1) There is no substitute for expert coaching and advice
Following a tailored plan created by someone with the right expertise was really helpful and an education on its own. I was given information about things like nutrition, increasing mileage and using speed form techniques so my training activity could be effective. I achieved a personal best. But I missed my target finish time. There were many on race day that smashed theirs. The harsh reality that I could have achieved much better performance if I’d had regular coaching and guidance whilst following the plan is something I’ll be investing in for the future.
2) Reflecting on experience can be very revealing
Reflecting after the event I discovered my ‘I can’t do this’ voice kicked in at around 60-70% completion. This was both in training (when I experienced injury) and on the day. Whilst I got past the unhelpful mind-set, it hindered my overall performance in the second half of the event and eroded the gains I’d made in the first. It’s useful data because now I can anticipate when a performance slump is likely and work to overcome it in training in the future. I can also look out for it when planning other challenges.
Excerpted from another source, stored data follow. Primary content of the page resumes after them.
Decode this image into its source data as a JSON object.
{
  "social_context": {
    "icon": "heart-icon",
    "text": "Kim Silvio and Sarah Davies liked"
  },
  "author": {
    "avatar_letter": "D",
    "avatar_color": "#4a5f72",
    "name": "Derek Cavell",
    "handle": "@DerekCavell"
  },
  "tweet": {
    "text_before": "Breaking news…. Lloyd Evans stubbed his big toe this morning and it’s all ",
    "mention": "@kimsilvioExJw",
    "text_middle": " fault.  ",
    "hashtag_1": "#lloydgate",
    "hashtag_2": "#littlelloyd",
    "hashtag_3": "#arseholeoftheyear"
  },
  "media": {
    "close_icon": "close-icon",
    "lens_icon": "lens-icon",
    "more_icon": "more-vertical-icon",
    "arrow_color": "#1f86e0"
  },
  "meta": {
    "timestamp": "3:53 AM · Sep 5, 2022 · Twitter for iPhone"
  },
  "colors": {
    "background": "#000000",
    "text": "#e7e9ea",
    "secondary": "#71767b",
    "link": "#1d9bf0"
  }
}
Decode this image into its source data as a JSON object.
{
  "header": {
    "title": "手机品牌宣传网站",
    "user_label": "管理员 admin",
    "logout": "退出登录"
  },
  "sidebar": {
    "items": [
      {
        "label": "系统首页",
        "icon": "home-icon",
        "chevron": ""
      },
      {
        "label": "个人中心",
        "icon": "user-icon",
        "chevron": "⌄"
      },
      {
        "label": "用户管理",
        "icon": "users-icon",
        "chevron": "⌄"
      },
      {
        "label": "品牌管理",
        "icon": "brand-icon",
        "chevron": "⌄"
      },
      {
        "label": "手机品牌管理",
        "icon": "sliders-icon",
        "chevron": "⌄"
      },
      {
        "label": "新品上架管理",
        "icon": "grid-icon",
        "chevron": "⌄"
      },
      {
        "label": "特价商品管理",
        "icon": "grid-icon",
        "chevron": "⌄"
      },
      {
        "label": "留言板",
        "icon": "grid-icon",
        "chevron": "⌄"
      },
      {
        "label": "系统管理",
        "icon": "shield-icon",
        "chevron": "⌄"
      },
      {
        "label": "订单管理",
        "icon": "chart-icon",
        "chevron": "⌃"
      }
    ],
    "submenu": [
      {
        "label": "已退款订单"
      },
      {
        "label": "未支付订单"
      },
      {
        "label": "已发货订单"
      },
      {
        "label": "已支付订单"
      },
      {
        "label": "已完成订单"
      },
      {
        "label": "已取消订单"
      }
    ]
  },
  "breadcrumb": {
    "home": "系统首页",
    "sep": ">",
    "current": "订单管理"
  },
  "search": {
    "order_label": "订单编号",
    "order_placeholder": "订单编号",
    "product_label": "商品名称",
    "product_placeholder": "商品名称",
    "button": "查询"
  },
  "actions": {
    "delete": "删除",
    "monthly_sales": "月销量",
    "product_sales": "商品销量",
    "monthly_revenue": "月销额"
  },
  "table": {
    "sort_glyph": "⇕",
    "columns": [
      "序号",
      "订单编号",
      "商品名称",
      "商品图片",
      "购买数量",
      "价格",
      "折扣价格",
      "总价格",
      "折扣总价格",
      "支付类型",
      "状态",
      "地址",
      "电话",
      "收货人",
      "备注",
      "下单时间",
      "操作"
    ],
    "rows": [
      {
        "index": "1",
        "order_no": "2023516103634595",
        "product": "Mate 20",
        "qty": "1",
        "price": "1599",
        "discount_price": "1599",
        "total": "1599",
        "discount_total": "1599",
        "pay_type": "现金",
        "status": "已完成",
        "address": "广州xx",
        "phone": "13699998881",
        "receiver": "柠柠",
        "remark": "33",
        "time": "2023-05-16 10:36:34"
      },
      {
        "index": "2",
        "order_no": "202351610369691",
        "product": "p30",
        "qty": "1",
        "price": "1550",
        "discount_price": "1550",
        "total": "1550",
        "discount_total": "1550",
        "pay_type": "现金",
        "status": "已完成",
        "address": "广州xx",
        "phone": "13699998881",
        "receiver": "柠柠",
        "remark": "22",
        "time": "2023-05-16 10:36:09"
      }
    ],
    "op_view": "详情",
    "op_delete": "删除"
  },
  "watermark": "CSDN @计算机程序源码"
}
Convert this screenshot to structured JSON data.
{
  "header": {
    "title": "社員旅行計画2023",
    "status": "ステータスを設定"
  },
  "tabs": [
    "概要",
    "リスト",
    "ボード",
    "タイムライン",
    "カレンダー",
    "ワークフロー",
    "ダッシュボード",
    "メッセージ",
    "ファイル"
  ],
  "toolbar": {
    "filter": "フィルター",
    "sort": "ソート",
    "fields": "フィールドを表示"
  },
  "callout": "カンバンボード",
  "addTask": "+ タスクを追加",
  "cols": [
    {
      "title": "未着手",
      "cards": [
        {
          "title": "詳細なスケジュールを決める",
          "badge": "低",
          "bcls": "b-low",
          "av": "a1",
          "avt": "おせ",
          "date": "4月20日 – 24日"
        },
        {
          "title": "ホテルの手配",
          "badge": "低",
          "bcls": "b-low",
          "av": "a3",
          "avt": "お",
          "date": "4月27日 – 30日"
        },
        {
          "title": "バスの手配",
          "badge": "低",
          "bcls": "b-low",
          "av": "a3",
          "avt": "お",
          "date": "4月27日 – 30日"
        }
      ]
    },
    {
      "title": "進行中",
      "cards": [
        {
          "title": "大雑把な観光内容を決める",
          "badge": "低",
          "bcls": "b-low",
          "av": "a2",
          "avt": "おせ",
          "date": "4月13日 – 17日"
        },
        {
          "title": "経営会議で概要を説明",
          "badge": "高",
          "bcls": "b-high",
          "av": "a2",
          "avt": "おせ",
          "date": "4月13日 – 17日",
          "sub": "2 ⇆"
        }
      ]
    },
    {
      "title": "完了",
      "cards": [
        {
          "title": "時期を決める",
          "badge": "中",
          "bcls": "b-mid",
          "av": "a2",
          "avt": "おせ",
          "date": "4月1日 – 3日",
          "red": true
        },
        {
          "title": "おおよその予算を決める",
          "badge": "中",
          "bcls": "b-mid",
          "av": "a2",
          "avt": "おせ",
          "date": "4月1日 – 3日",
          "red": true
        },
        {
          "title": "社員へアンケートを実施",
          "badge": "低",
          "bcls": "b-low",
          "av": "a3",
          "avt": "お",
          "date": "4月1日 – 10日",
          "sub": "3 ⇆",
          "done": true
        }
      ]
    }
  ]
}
3) Too narrow a focus can be just as harmful as too little
I was so intent on doing well at running that I stopped my usual exercise routine. I now know this would have complemented my training. The results of solely focusing on my running meant I put undue strain on some muscles, whilst neglecting to train and strengthen supporting muscles. A great analogy that shows early and consistent investment in support areas is essential in achieving a desired outcome.
Whilst quality, informed plans, discipline and reflecting on experience are essential building blocks for personal development, better results are possible when they are implemented with specialist advice, guidance and support along the way.